Faculty member appointed to named professorship
In recognition of distinguished scholarship in the area of disease modeling and significant contribution to public health, the Yale Corporation has appointed Alison Galvani, director of the new Center for Infectious Disease Modeling and Analysis at Yale, to the Burnett and Stender Families Professorship in Public Health. Galvani, 38, ranks as one of the leading mathematical biologists in the world and is believed to be the youngest faculty member ever appointed to a named professorship in the history of the Yale School of Public Health. “This chair, the first new chair at YSPH in almost 50 years, will ensure support for important research on infectious diseases in perpetuity,” said Dean Paul Cleary.
YSPH Day of Service
As part of YSPH’s centennial celebration, more than 100 students, faculty, staff, and alumni worked at sites around Connecticut on the Yale Day of Service in early May, helping communities and promoting health and well being. The projects included painting hallways and apartments at the Hillside Family Shelter in New Haven, developing a new garden at New Haven Farms, sorting nonperishable foods and fresh produce at the Connecticut Food Bank warehouse in East Haven, and creating innovative approaches to communicating health risks to the public at the Connecticut State Department of Health in Hartford.

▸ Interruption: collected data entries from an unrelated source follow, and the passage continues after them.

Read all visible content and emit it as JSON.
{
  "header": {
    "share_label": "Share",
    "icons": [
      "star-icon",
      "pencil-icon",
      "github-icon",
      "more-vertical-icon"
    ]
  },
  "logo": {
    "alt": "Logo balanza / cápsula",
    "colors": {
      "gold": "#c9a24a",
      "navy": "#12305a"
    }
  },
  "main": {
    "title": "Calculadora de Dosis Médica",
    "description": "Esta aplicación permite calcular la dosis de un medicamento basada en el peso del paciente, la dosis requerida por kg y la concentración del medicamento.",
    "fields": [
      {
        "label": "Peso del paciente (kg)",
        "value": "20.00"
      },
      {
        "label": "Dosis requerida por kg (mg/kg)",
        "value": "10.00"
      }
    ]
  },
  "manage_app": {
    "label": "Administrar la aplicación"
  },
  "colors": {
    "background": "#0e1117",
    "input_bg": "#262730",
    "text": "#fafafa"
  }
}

Model predicts best use of antibiotics
A new mathematical model developed by a team of scientists led by the Yale School of Public Health may help predict the optimal dosing of antibiotics. Antibiotics were introduced more than 70 years ago, but substantial uncertainty remains about how the drugs should be used by patients to ensure recovery while minimizing toxic side effects and the risk of developing antibiotic resistance. The authors hope their new model may eventually help inform the design of more effective antibiotic dosing regimens based on chemical kinetic properties of antibiotics alone. The research appeared in the journal Science Translational Medicine and describes a model that uses information about how antibiotics bind to bacterial target molecules to predict how these drugs will affect individual bacterial cells and populations of bacteria.